Lalu ibunya bercerita bahwa sesungguhnya, dulu ketika Ratu masih mengandung Ajatasattu, seorang peramal pernah datang dan meramalkan, bahwa anak yang dikandungnya itu kelak akan menjadi musuh ayahnya. Mendengar ramalan itu, Ratu ingin menggugurkan kandungannya, tetapi Raja melarangnya. Ketika anak itu lahir, Raja memberinya nama Ajatasattu, yang artinya “Musuh yang belum lahir”

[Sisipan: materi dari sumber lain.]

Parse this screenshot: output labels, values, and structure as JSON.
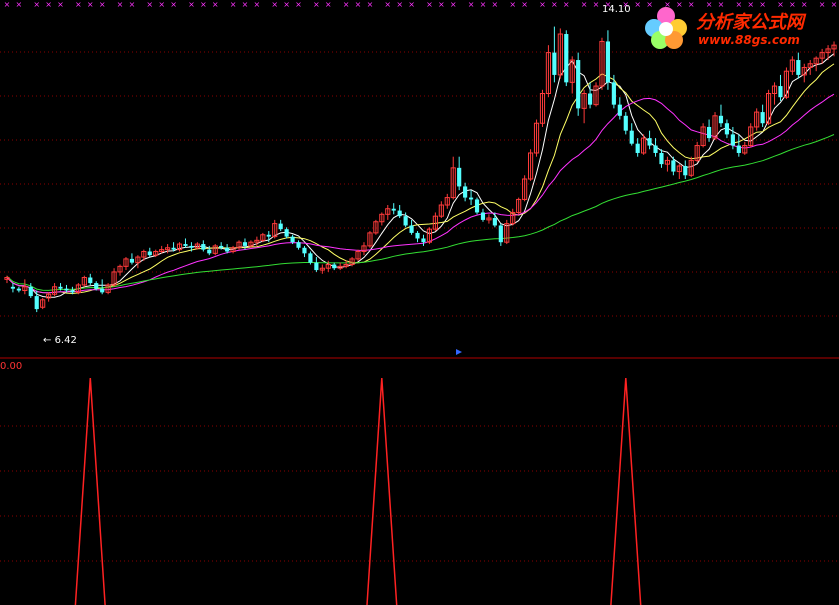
{
  "watermark": {
    "text": "分析家公式网",
    "url": "www.88gs.com"
  },
  "colors": {
    "background": "#000000",
    "up_candle": "#ff3b3b",
    "down_candle": "#54ffff",
    "ma_white": "#ffffff",
    "ma_yellow": "#ffff66",
    "ma_magenta": "#ff33ff",
    "ma_green": "#33dd33",
    "signal": "#ff2222",
    "marker": "#ff33ff",
    "grid": "#8b0000"
  },
  "chart_data": [
    {
      "type": "candlestick",
      "title": "",
      "price_labels": {
        "low": "6.42",
        "high": "14.10"
      },
      "ylim": [
        5.4,
        14.6
      ],
      "x_count": 140,
      "candles_ohlc": [
        [
          7.3,
          7.4,
          7.2,
          7.35
        ],
        [
          7.1,
          7.2,
          6.95,
          7.05
        ],
        [
          7.05,
          7.1,
          6.95,
          7.0
        ],
        [
          7.0,
          7.3,
          6.9,
          7.1
        ],
        [
          7.1,
          7.2,
          6.8,
          6.85
        ],
        [
          6.85,
          7.0,
          6.42,
          6.5
        ],
        [
          6.55,
          6.8,
          6.5,
          6.75
        ],
        [
          6.8,
          6.95,
          6.7,
          6.9
        ],
        [
          6.9,
          7.2,
          6.85,
          7.1
        ],
        [
          7.1,
          7.2,
          7.0,
          7.05
        ],
        [
          7.05,
          7.15,
          6.95,
          7.0
        ],
        [
          7.0,
          7.1,
          6.9,
          6.95
        ],
        [
          6.95,
          7.2,
          6.9,
          7.15
        ],
        [
          7.15,
          7.4,
          7.1,
          7.35
        ],
        [
          7.35,
          7.45,
          7.15,
          7.2
        ],
        [
          7.2,
          7.25,
          7.0,
          7.05
        ],
        [
          7.05,
          7.3,
          6.9,
          6.95
        ],
        [
          6.95,
          7.2,
          6.9,
          7.15
        ],
        [
          7.15,
          7.6,
          7.1,
          7.5
        ],
        [
          7.5,
          7.7,
          7.4,
          7.65
        ],
        [
          7.65,
          7.9,
          7.55,
          7.85
        ],
        [
          7.85,
          8.0,
          7.7,
          7.75
        ],
        [
          7.75,
          7.95,
          7.6,
          7.9
        ],
        [
          7.9,
          8.1,
          7.8,
          8.05
        ],
        [
          8.05,
          8.15,
          7.9,
          7.95
        ],
        [
          7.95,
          8.1,
          7.9,
          8.05
        ],
        [
          8.05,
          8.2,
          8.0,
          8.1
        ],
        [
          8.1,
          8.25,
          8.0,
          8.15
        ],
        [
          8.15,
          8.3,
          8.05,
          8.1
        ],
        [
          8.1,
          8.3,
          8.05,
          8.25
        ],
        [
          8.25,
          8.4,
          8.15,
          8.2
        ],
        [
          8.2,
          8.3,
          8.05,
          8.15
        ],
        [
          8.15,
          8.3,
          8.1,
          8.25
        ],
        [
          8.25,
          8.35,
          8.05,
          8.1
        ],
        [
          8.1,
          8.2,
          7.95,
          8.0
        ],
        [
          8.0,
          8.25,
          7.95,
          8.2
        ],
        [
          8.2,
          8.3,
          8.1,
          8.15
        ],
        [
          8.15,
          8.25,
          8.0,
          8.05
        ],
        [
          8.05,
          8.2,
          8.0,
          8.15
        ],
        [
          8.15,
          8.35,
          8.1,
          8.3
        ],
        [
          8.3,
          8.4,
          8.1,
          8.2
        ],
        [
          8.2,
          8.35,
          8.15,
          8.3
        ],
        [
          8.3,
          8.45,
          8.2,
          8.35
        ],
        [
          8.35,
          8.55,
          8.3,
          8.5
        ],
        [
          8.5,
          8.6,
          8.3,
          8.45
        ],
        [
          8.45,
          8.9,
          8.4,
          8.8
        ],
        [
          8.8,
          8.9,
          8.6,
          8.65
        ],
        [
          8.65,
          8.7,
          8.4,
          8.45
        ],
        [
          8.45,
          8.5,
          8.25,
          8.3
        ],
        [
          8.3,
          8.35,
          8.1,
          8.15
        ],
        [
          8.15,
          8.2,
          7.9,
          8.0
        ],
        [
          8.0,
          8.05,
          7.7,
          7.75
        ],
        [
          7.75,
          7.9,
          7.5,
          7.55
        ],
        [
          7.55,
          7.7,
          7.45,
          7.6
        ],
        [
          7.6,
          7.8,
          7.5,
          7.7
        ],
        [
          7.7,
          7.75,
          7.55,
          7.6
        ],
        [
          7.6,
          7.75,
          7.55,
          7.65
        ],
        [
          7.65,
          7.8,
          7.6,
          7.7
        ],
        [
          7.7,
          7.9,
          7.65,
          7.85
        ],
        [
          7.85,
          8.1,
          7.8,
          8.05
        ],
        [
          8.05,
          8.3,
          7.95,
          8.2
        ],
        [
          8.2,
          8.6,
          8.15,
          8.55
        ],
        [
          8.55,
          8.9,
          8.5,
          8.85
        ],
        [
          8.85,
          9.1,
          8.75,
          9.05
        ],
        [
          9.05,
          9.3,
          8.9,
          9.2
        ],
        [
          9.2,
          9.35,
          9.05,
          9.15
        ],
        [
          9.15,
          9.3,
          8.95,
          9.0
        ],
        [
          9.0,
          9.1,
          8.7,
          8.75
        ],
        [
          8.75,
          8.9,
          8.5,
          8.55
        ],
        [
          8.55,
          8.6,
          8.3,
          8.4
        ],
        [
          8.4,
          8.5,
          8.2,
          8.3
        ],
        [
          8.3,
          8.7,
          8.25,
          8.65
        ],
        [
          8.65,
          9.1,
          8.6,
          9.0
        ],
        [
          9.0,
          9.4,
          8.95,
          9.3
        ],
        [
          9.3,
          9.6,
          9.2,
          9.5
        ],
        [
          9.5,
          10.6,
          9.45,
          10.3
        ],
        [
          10.3,
          10.6,
          9.7,
          9.8
        ],
        [
          9.8,
          9.9,
          9.4,
          9.5
        ],
        [
          9.5,
          9.7,
          9.3,
          9.45
        ],
        [
          9.45,
          9.5,
          9.05,
          9.1
        ],
        [
          9.1,
          9.2,
          8.85,
          8.9
        ],
        [
          8.9,
          9.05,
          8.8,
          8.95
        ],
        [
          8.95,
          9.1,
          8.7,
          8.75
        ],
        [
          8.75,
          8.8,
          8.2,
          8.3
        ],
        [
          8.3,
          8.9,
          8.25,
          8.8
        ],
        [
          8.8,
          9.2,
          8.75,
          9.1
        ],
        [
          9.1,
          9.5,
          9.05,
          9.45
        ],
        [
          9.45,
          10.1,
          9.4,
          10.0
        ],
        [
          10.0,
          10.8,
          9.95,
          10.7
        ],
        [
          10.7,
          11.6,
          10.6,
          11.5
        ],
        [
          11.5,
          12.4,
          11.4,
          12.3
        ],
        [
          12.3,
          13.6,
          12.2,
          13.4
        ],
        [
          13.4,
          14.1,
          12.6,
          12.8
        ],
        [
          12.8,
          14.05,
          12.7,
          13.9
        ],
        [
          13.9,
          14.0,
          12.5,
          12.6
        ],
        [
          12.6,
          13.3,
          12.3,
          13.2
        ],
        [
          13.2,
          13.4,
          11.7,
          11.9
        ],
        [
          11.9,
          12.4,
          11.5,
          12.3
        ],
        [
          12.3,
          12.6,
          11.9,
          12.0
        ],
        [
          12.0,
          12.6,
          11.95,
          12.5
        ],
        [
          12.5,
          13.8,
          12.4,
          13.7
        ],
        [
          13.7,
          14.0,
          12.4,
          12.6
        ],
        [
          12.6,
          12.8,
          11.9,
          12.0
        ],
        [
          12.0,
          12.2,
          11.6,
          11.7
        ],
        [
          11.7,
          11.8,
          11.2,
          11.3
        ],
        [
          11.3,
          11.5,
          10.9,
          10.95
        ],
        [
          10.95,
          11.1,
          10.6,
          10.7
        ],
        [
          10.7,
          11.2,
          10.65,
          11.1
        ],
        [
          11.1,
          11.3,
          10.8,
          10.9
        ],
        [
          10.9,
          11.1,
          10.6,
          10.7
        ],
        [
          10.7,
          10.8,
          10.3,
          10.4
        ],
        [
          10.4,
          10.6,
          10.2,
          10.5
        ],
        [
          10.5,
          10.6,
          10.1,
          10.2
        ],
        [
          10.2,
          10.4,
          10.0,
          10.35
        ],
        [
          10.35,
          10.5,
          10.0,
          10.1
        ],
        [
          10.1,
          10.6,
          10.05,
          10.5
        ],
        [
          10.5,
          11.0,
          10.45,
          10.9
        ],
        [
          10.9,
          11.5,
          10.85,
          11.4
        ],
        [
          11.4,
          11.6,
          11.0,
          11.1
        ],
        [
          11.1,
          11.8,
          11.05,
          11.7
        ],
        [
          11.7,
          12.0,
          11.4,
          11.5
        ],
        [
          11.5,
          11.6,
          11.1,
          11.2
        ],
        [
          11.2,
          11.4,
          10.8,
          10.9
        ],
        [
          10.9,
          11.2,
          10.6,
          10.7
        ],
        [
          10.7,
          11.0,
          10.65,
          10.9
        ],
        [
          10.9,
          11.5,
          10.85,
          11.4
        ],
        [
          11.4,
          11.9,
          11.3,
          11.8
        ],
        [
          11.8,
          12.0,
          11.4,
          11.5
        ],
        [
          11.5,
          12.4,
          11.45,
          12.3
        ],
        [
          12.3,
          12.6,
          12.0,
          12.5
        ],
        [
          12.5,
          12.8,
          12.1,
          12.2
        ],
        [
          12.2,
          13.0,
          12.15,
          12.9
        ],
        [
          12.9,
          13.3,
          12.8,
          13.2
        ],
        [
          13.2,
          13.4,
          12.7,
          12.8
        ],
        [
          12.8,
          13.1,
          12.6,
          13.0
        ],
        [
          13.0,
          13.2,
          12.8,
          13.1
        ],
        [
          13.1,
          13.3,
          12.9,
          13.25
        ],
        [
          13.25,
          13.5,
          13.1,
          13.4
        ],
        [
          13.4,
          13.6,
          13.2,
          13.5
        ],
        [
          13.5,
          13.7,
          13.3,
          13.6
        ]
      ],
      "moving_averages": [
        {
          "period": 5,
          "color": "#ffffff"
        },
        {
          "period": 10,
          "color": "#ffff66"
        },
        {
          "period": 20,
          "color": "#ff33ff"
        },
        {
          "period": 60,
          "color": "#33dd33"
        }
      ],
      "top_markers_count": 60
    },
    {
      "type": "line",
      "title": "",
      "axis_label": "0.00",
      "ylim": [
        0,
        1
      ],
      "signal_spikes_at_index": [
        14,
        63,
        104
      ],
      "signal_value": 1
    }
  ]
}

Saat Ajatasattu masih kecil, pernah suatu ketika ia menderita sakit bisul yang cukup parah di jarinya. Waktu itu Ajatasattu kecil terus menangis karena kesakitan, dan tak ada seorangpun yang dapat mendiamkannya. Raja Bimbisara yang saat itu sedang memimpin rapat akhirnya menunda rapatnya, kemudian ia menggendong Ajatasattu. Tanpa ragu-ragu ia lalu menghisap jari Ajatasattu yang sakit itu dengan mulutnya. Bisul itu lalu pecah, dan Raja pun lalu menelan nanah yang keluar bersama darah dari bisul tersebut. Setelah itu Ajatasattu kecil berhenti menangis.
Mendengar cerita dari ibunya mengenai bagaimana ayahnya sangat menyayangi dirinya, Ajatasattu merasa sangat menyesal atas kekejaman yang telah dilakukannya kepada ayahnya.